A alienação é tão grande que, por vezes, pegamos a própria Mary, vítima desse fanatismo, acreditando nas crenças pregadas, usando termos religiosos: “Deus nos observa o tempo todo. Escrevo em meu diário sob seu olhar ...”. A influência é uma coisa louca, perigosa.
O que mais tornou o livro especial para mim é bem pessoal: eu tenho um certo fascínio por culturas indígenas, pela relação que esses indivíduos têm com a floresta, com os animais. E Celia Rees traz com excelência as crenças indígenas da época. Conhecemos o personagem Gaio, um jovem índio que se torna amigo de Mary, mesmo que escondido, já que andar com nativos pode ser interpretado como adoração ao diabo. Ele conta para nossa protagonista como o “homem branco” roubou as terras de seu povo, apresenta seus costumes, a maneira como levam a vida com liberdade, acreditando que espíritos assumem formas de animais. No meu livro, "Sobreviventes do Caos", esses elementos têm um espaço mais que especial, e eu fiquei comovida ao notar muita semelhança entre a cultura indígena criada por mim e a criada por Celia Rees. Apesar de ser impossível não sermos “contaminados” com todas as histórias de índios que vemos em filmes, séries, livros, e até mesmo nas histórias verídicas desses indivíduos evoluídos. Então, apesar de chamar minha atenção, não fiquei impressionada.

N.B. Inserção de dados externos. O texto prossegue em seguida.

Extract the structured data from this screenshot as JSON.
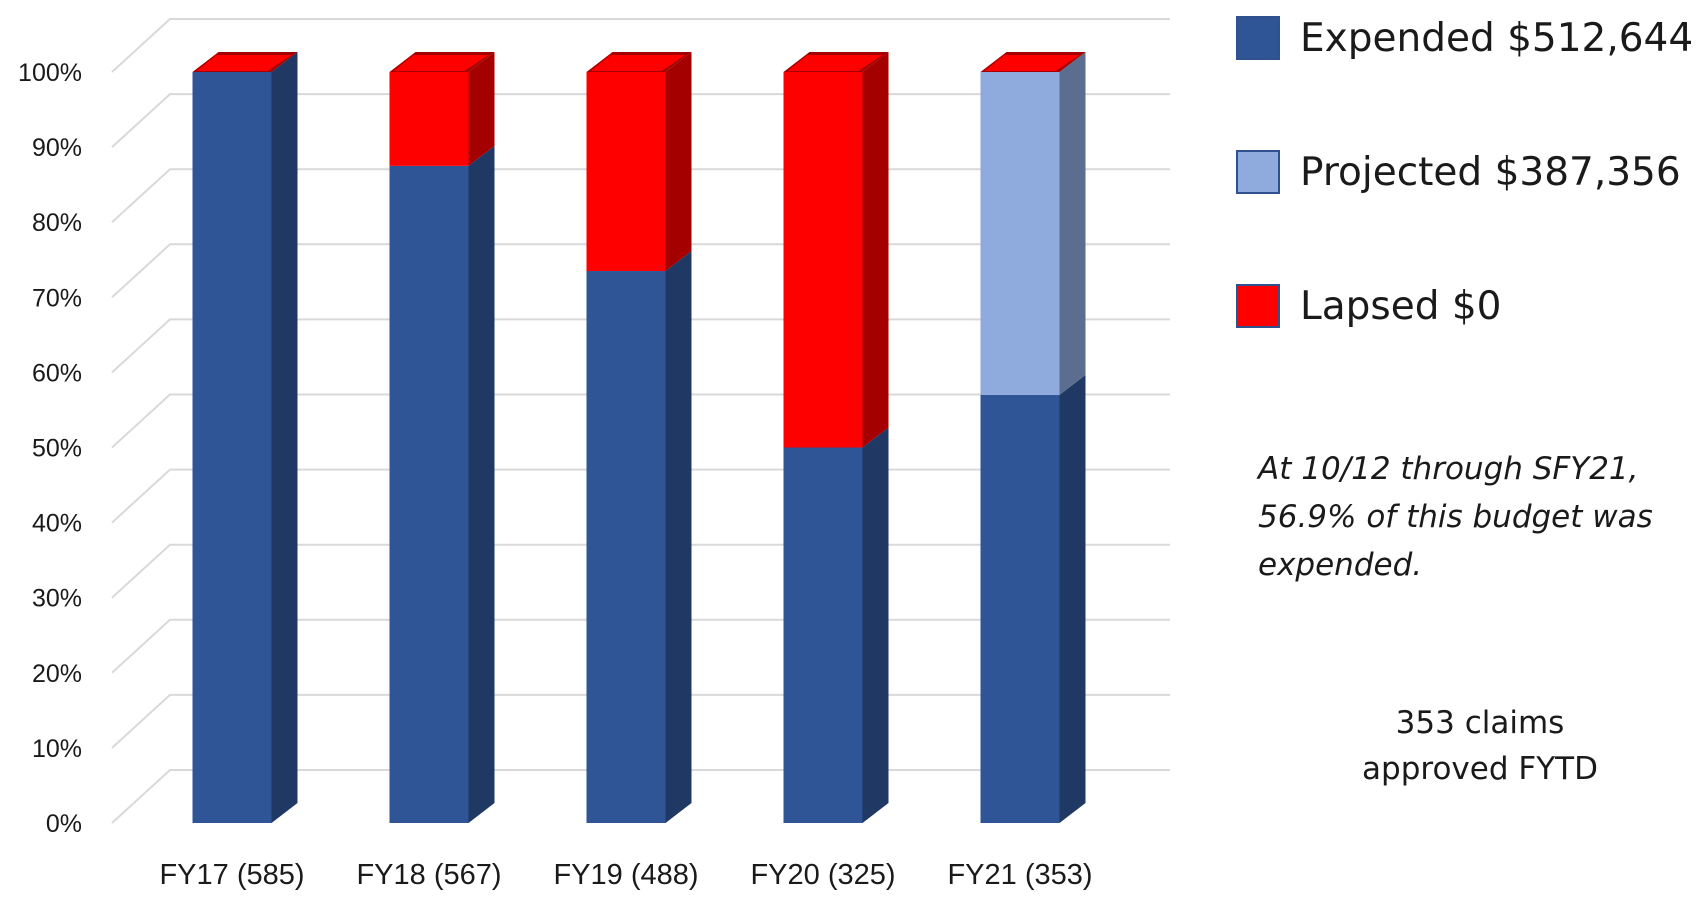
{
  "chart_data": {
    "type": "bar",
    "stacked": true,
    "percent_stacked": true,
    "three_d": true,
    "title": "",
    "xlabel": "",
    "ylabel": "",
    "ylim": [
      0,
      100
    ],
    "y_ticks": [
      "0%",
      "10%",
      "20%",
      "30%",
      "40%",
      "50%",
      "60%",
      "70%",
      "80%",
      "90%",
      "100%"
    ],
    "grid": true,
    "legend_position": "right",
    "categories": [
      "FY17 (585)",
      "FY18 (567)",
      "FY19 (488)",
      "FY20 (325)",
      "FY21 (353)"
    ],
    "series": [
      {
        "name": "Expended $512,644",
        "values": [
          100,
          87.5,
          73.5,
          50,
          57
        ],
        "color": "#2f5597",
        "side_color": "#1f3864"
      },
      {
        "name": "Projected $387,356",
        "values": [
          0,
          0,
          0,
          0,
          43
        ],
        "color": "#8faadc",
        "side_color": "#5b6e8f"
      },
      {
        "name": "Lapsed $0",
        "values": [
          0,
          12.5,
          26.5,
          50,
          0
        ],
        "color": "#ff0000",
        "side_color": "#a50000"
      }
    ]
  },
  "annotation": {
    "line1": "At 10/12 through SFY21,",
    "line2": "56.9% of this budget was",
    "line3": "expended."
  },
  "claims_note": {
    "line1": "353 claims",
    "line2": "approved FYTD"
  }
}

O sentimento mais presente na minha leitura foi apreensão, na expectativa de ver Mary ser descoberta a qualquer momento. Confesso que me peguei triste em várias passagens, também. Mary é extremamente pessimista, porém realista. Ela sempre acaba tendo que se despedir das poucas pessoas que um dia poderia confiar, e em toda despedida ela deixa claro saber que nunca voltará a ver essa pessoa, apesar de prometerem o contrário. É triste imaginar uma criança sem esperança. Mais triste saber que essa atitude é fundamentada na realidade que vive.

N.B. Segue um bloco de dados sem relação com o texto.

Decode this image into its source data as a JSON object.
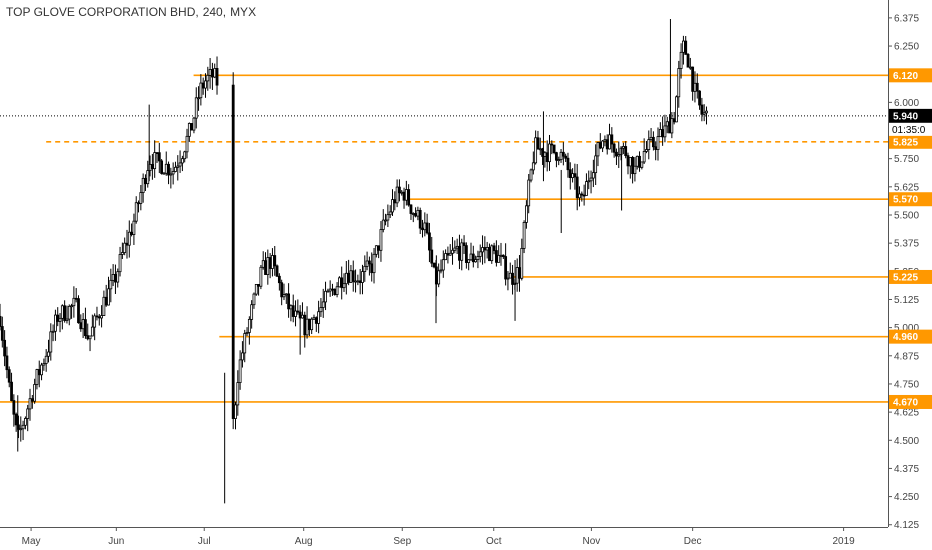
{
  "header": {
    "symbol": "TOP GLOVE CORPORATION BHD,",
    "interval": "240,",
    "exchange": "MYX"
  },
  "chart_data": {
    "type": "candlestick",
    "ylim": [
      4.115,
      6.41
    ],
    "y_ticks": [
      "6.375",
      "6.250",
      "6.125",
      "6.000",
      "5.875",
      "5.750",
      "5.625",
      "5.500",
      "5.375",
      "5.250",
      "5.125",
      "5.000",
      "4.875",
      "4.750",
      "4.625",
      "4.500",
      "4.375",
      "4.250",
      "4.125"
    ],
    "x_ticks": [
      {
        "label": "May",
        "t": 0.035
      },
      {
        "label": "Jun",
        "t": 0.131
      },
      {
        "label": "Jul",
        "t": 0.23
      },
      {
        "label": "Aug",
        "t": 0.342
      },
      {
        "label": "Sep",
        "t": 0.453
      },
      {
        "label": "Oct",
        "t": 0.556
      },
      {
        "label": "Nov",
        "t": 0.666
      },
      {
        "label": "Dec",
        "t": 0.78
      },
      {
        "label": "2019",
        "t": 0.95
      }
    ],
    "last_price": {
      "label": "5.940",
      "value": 5.94,
      "color": "#000000"
    },
    "countdown": "01:35:0",
    "levels": [
      {
        "label": "6.120",
        "value": 6.12,
        "style": "solid",
        "from_t": 0.218,
        "color": "#ff9800"
      },
      {
        "label": "5.825",
        "value": 5.825,
        "style": "dashed",
        "from_t": 0.052,
        "color": "#ff9800"
      },
      {
        "label": "5.570",
        "value": 5.57,
        "style": "solid",
        "from_t": 0.455,
        "color": "#ff9800"
      },
      {
        "label": "5.225",
        "value": 5.225,
        "style": "solid",
        "from_t": 0.575,
        "color": "#ff9800"
      },
      {
        "label": "4.960",
        "value": 4.96,
        "style": "solid",
        "from_t": 0.247,
        "color": "#ff9800"
      },
      {
        "label": "4.670",
        "value": 4.67,
        "style": "solid",
        "from_t": 0.0,
        "color": "#ff9800"
      }
    ],
    "gap": {
      "from_t": 0.245,
      "to_t": 0.262
    },
    "anchors": [
      [
        0.0,
        5.05
      ],
      [
        0.012,
        4.68
      ],
      [
        0.02,
        4.5
      ],
      [
        0.04,
        4.76
      ],
      [
        0.055,
        4.92
      ],
      [
        0.065,
        5.05
      ],
      [
        0.085,
        5.1
      ],
      [
        0.1,
        4.95
      ],
      [
        0.115,
        5.1
      ],
      [
        0.128,
        5.2
      ],
      [
        0.14,
        5.35
      ],
      [
        0.15,
        5.46
      ],
      [
        0.16,
        5.62
      ],
      [
        0.168,
        5.75
      ],
      [
        0.18,
        5.73
      ],
      [
        0.195,
        5.7
      ],
      [
        0.205,
        5.78
      ],
      [
        0.215,
        5.88
      ],
      [
        0.225,
        6.05
      ],
      [
        0.232,
        6.1
      ],
      [
        0.24,
        6.12
      ],
      [
        0.246,
        6.08
      ],
      [
        0.262,
        4.55
      ],
      [
        0.268,
        4.8
      ],
      [
        0.275,
        4.93
      ],
      [
        0.285,
        5.1
      ],
      [
        0.295,
        5.25
      ],
      [
        0.305,
        5.3
      ],
      [
        0.318,
        5.15
      ],
      [
        0.33,
        5.05
      ],
      [
        0.345,
        5.0
      ],
      [
        0.36,
        5.08
      ],
      [
        0.375,
        5.17
      ],
      [
        0.39,
        5.25
      ],
      [
        0.405,
        5.22
      ],
      [
        0.42,
        5.28
      ],
      [
        0.432,
        5.45
      ],
      [
        0.445,
        5.58
      ],
      [
        0.455,
        5.6
      ],
      [
        0.465,
        5.52
      ],
      [
        0.478,
        5.45
      ],
      [
        0.49,
        5.2
      ],
      [
        0.5,
        5.28
      ],
      [
        0.515,
        5.35
      ],
      [
        0.53,
        5.3
      ],
      [
        0.545,
        5.35
      ],
      [
        0.56,
        5.32
      ],
      [
        0.575,
        5.22
      ],
      [
        0.585,
        5.25
      ],
      [
        0.595,
        5.6
      ],
      [
        0.602,
        5.8
      ],
      [
        0.615,
        5.78
      ],
      [
        0.63,
        5.78
      ],
      [
        0.645,
        5.65
      ],
      [
        0.655,
        5.55
      ],
      [
        0.665,
        5.7
      ],
      [
        0.68,
        5.85
      ],
      [
        0.695,
        5.8
      ],
      [
        0.705,
        5.78
      ],
      [
        0.715,
        5.7
      ],
      [
        0.725,
        5.78
      ],
      [
        0.738,
        5.82
      ],
      [
        0.75,
        5.88
      ],
      [
        0.76,
        5.95
      ],
      [
        0.765,
        6.15
      ],
      [
        0.77,
        6.25
      ],
      [
        0.776,
        6.18
      ],
      [
        0.782,
        6.05
      ],
      [
        0.79,
        5.95
      ],
      [
        0.796,
        5.94
      ]
    ]
  }
}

Recomendo o livro pra quem gosta de uma leitura um pouco mais profunda, que traz reflexões. A escrita é simples e a leitura foi, em maioria, fluída. A autora dá uma enrolada no meio do livro, gastando muitas páginas narrando acontecimentos meio que sem importância, que não agregavam muito à história. Como o livro começou pegando fogo, eu esperava uma rapidez nos acontecimentos. De qualquer maneira, eu tenho pavor de enrolação, então talvez minha opinião seja um pouco dramática nesse caso.

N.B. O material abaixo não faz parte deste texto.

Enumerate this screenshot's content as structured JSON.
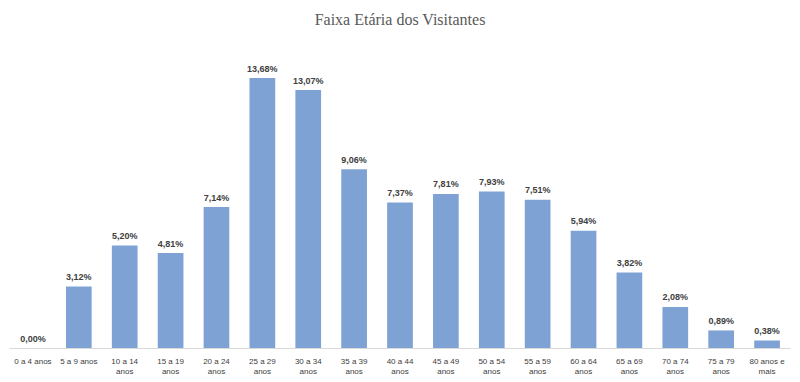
{
  "chart_data": {
    "type": "bar",
    "title": "Faixa Etária dos Visitantes",
    "categories": [
      "0 a 4 anos",
      "5 a 9 anos",
      "10 a 14\nanos",
      "15 a 19\nanos",
      "20 a 24\nanos",
      "25 a 29\nanos",
      "30 a 34\nanos",
      "35 a 39\nanos",
      "40 a 44\nanos",
      "45 a 49\nanos",
      "50 a 54\nanos",
      "55 a 59\nanos",
      "60 a 64\nanos",
      "65 a 69\nanos",
      "70 a 74\nanos",
      "75 a 79\nanos",
      "80 anos e\nmais"
    ],
    "values": [
      0.0,
      3.12,
      5.2,
      4.81,
      7.14,
      13.68,
      13.07,
      9.06,
      7.37,
      7.81,
      7.93,
      7.51,
      5.94,
      3.82,
      2.08,
      0.89,
      0.38
    ],
    "value_labels": [
      "0,00%",
      "3,12%",
      "5,20%",
      "4,81%",
      "7,14%",
      "13,68%",
      "13,07%",
      "9,06%",
      "7,37%",
      "7,81%",
      "7,93%",
      "7,51%",
      "5,94%",
      "3,82%",
      "2,08%",
      "0,89%",
      "0,38%"
    ],
    "color": "#7fa2d5",
    "grid": false,
    "data_labels": true,
    "tick_labels": "x"
  }
}
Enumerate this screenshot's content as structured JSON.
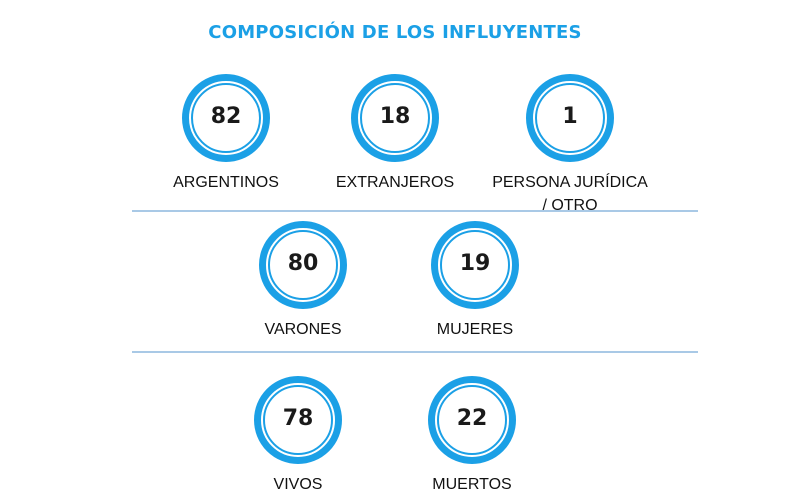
{
  "title": "COMPOSICIÓN DE LOS INFLUYENTES",
  "colors": {
    "accent": "#1ba0e6",
    "divider": "#a9c9e6",
    "text": "#111111"
  },
  "groups": [
    {
      "stats": [
        {
          "value": "82",
          "label_lines": [
            "ARGENTINOS"
          ]
        },
        {
          "value": "18",
          "label_lines": [
            "EXTRANJEROS"
          ]
        },
        {
          "value": "1",
          "label_lines": [
            "PERSONA JURÍDICA",
            "/ OTRO"
          ]
        }
      ]
    },
    {
      "stats": [
        {
          "value": "80",
          "label_lines": [
            "VARONES"
          ]
        },
        {
          "value": "19",
          "label_lines": [
            "MUJERES"
          ]
        }
      ]
    },
    {
      "stats": [
        {
          "value": "78",
          "label_lines": [
            "VIVOS"
          ]
        },
        {
          "value": "22",
          "label_lines": [
            "MUERTOS"
          ]
        }
      ]
    }
  ]
}
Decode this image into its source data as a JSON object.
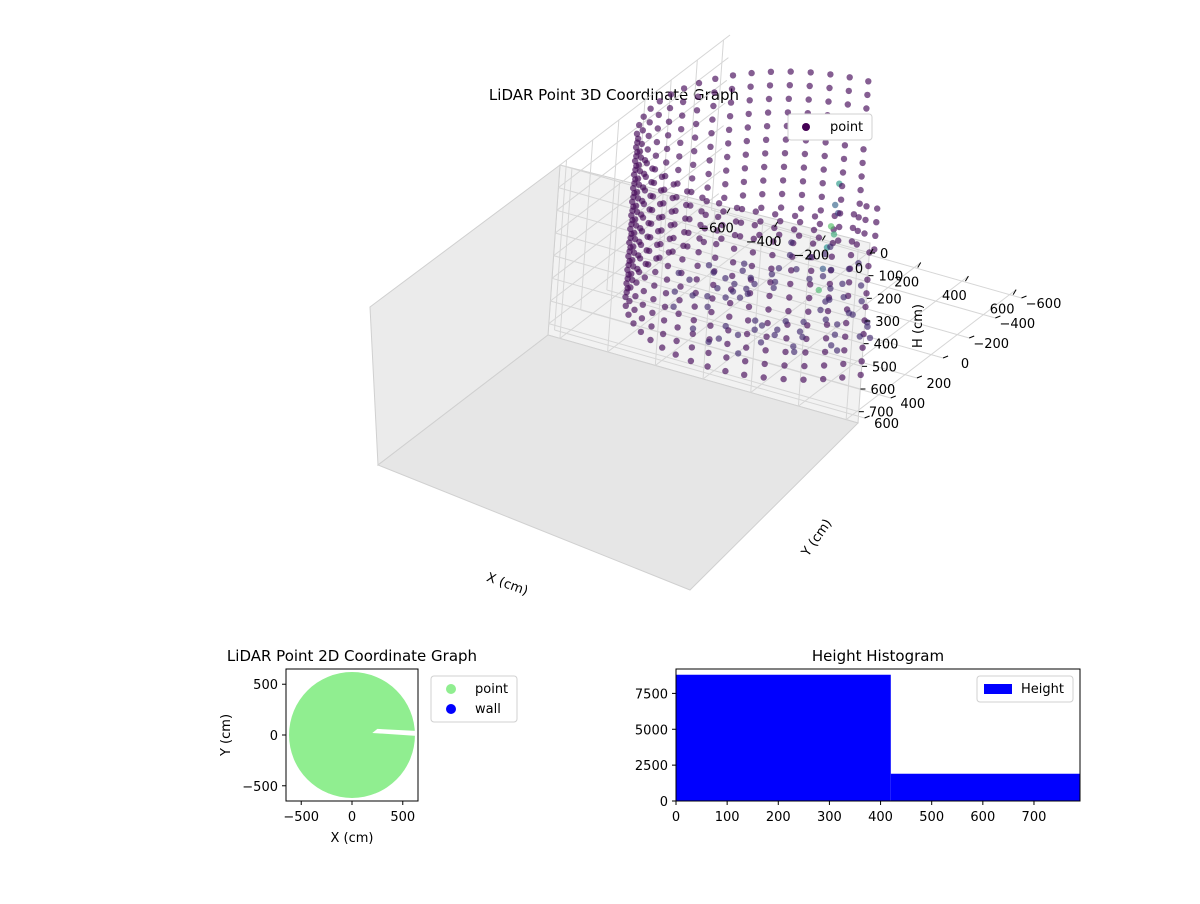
{
  "chart_data": [
    {
      "type": "scatter",
      "projection": "3d",
      "title": "LiDAR Point 3D Coordinate Graph",
      "xlabel": "X (cm)",
      "ylabel": "Y (cm)",
      "zlabel": "H (cm)",
      "xticks": [
        "−600",
        "−400",
        "−200",
        "0",
        "200",
        "400",
        "600"
      ],
      "yticks": [
        "−600",
        "−400",
        "−200",
        "0",
        "200",
        "400",
        "600"
      ],
      "zticks": [
        "0",
        "100",
        "200",
        "300",
        "400",
        "500",
        "600",
        "700"
      ],
      "xlim": [
        -650,
        650
      ],
      "ylim": [
        -650,
        650
      ],
      "zlim": [
        0,
        750
      ],
      "z_inverted": true,
      "grid": true,
      "legend": {
        "position": "top-right",
        "entries": [
          {
            "label": "point",
            "color": "#440154"
          }
        ]
      },
      "colormap": "viridis",
      "shape": "ring wall of points (radius ≈ 600 cm) sampled at heights 0–750 cm with scattered outliers toward +X/−Y"
    },
    {
      "type": "scatter",
      "title": "LiDAR Point 2D Coordinate Graph",
      "xlabel": "X (cm)",
      "ylabel": "Y (cm)",
      "xticks": [
        "−500",
        "0",
        "500"
      ],
      "yticks": [
        "−500",
        "0",
        "500"
      ],
      "xlim": [
        -650,
        650
      ],
      "ylim": [
        -650,
        650
      ],
      "grid": false,
      "legend": {
        "position": "outside-right",
        "entries": [
          {
            "label": "point",
            "color": "#90ee90"
          },
          {
            "label": "wall",
            "color": "#0000ff"
          }
        ]
      },
      "series": [
        {
          "name": "point",
          "color": "#90ee90",
          "extent": "filled disc of radius ≈ 620 cm, clipped at X = 650"
        }
      ]
    },
    {
      "type": "bar",
      "title": "Height Histogram",
      "xticks": [
        "0",
        "100",
        "200",
        "300",
        "400",
        "500",
        "600",
        "700"
      ],
      "yticks": [
        "0",
        "2500",
        "5000",
        "7500"
      ],
      "xlim": [
        0,
        790
      ],
      "ylim": [
        0,
        9200
      ],
      "grid": false,
      "legend": {
        "position": "top-right",
        "entries": [
          {
            "label": "Height",
            "color": "#0000ff"
          }
        ]
      },
      "series": [
        {
          "name": "Height",
          "color": "#0000ff",
          "bins": [
            {
              "x0": 0,
              "x1": 420,
              "count": 8800
            },
            {
              "x0": 420,
              "x1": 790,
              "count": 1900
            }
          ]
        }
      ]
    }
  ]
}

Outro ponto que acho importante ressaltar é que apesar de ser uma obra de literatura fantástica, a autora não vai muito além. Se você está esperando aqueles livros de fantasia que criam um universo novo, com bruxas e seus feitiços, vai se decepcionar. A obra foi catalogada como literatura infanto-juvenil, mas eu considero uma leitura adulta. Tem algumas passagens mais infantis, como cenas em que a autora descreve picuinhas entre adolescentes envolvendo a protagonista. Mas, a reflexão que a leitura gera exige um pouco mais de maturidade, na minha opinião.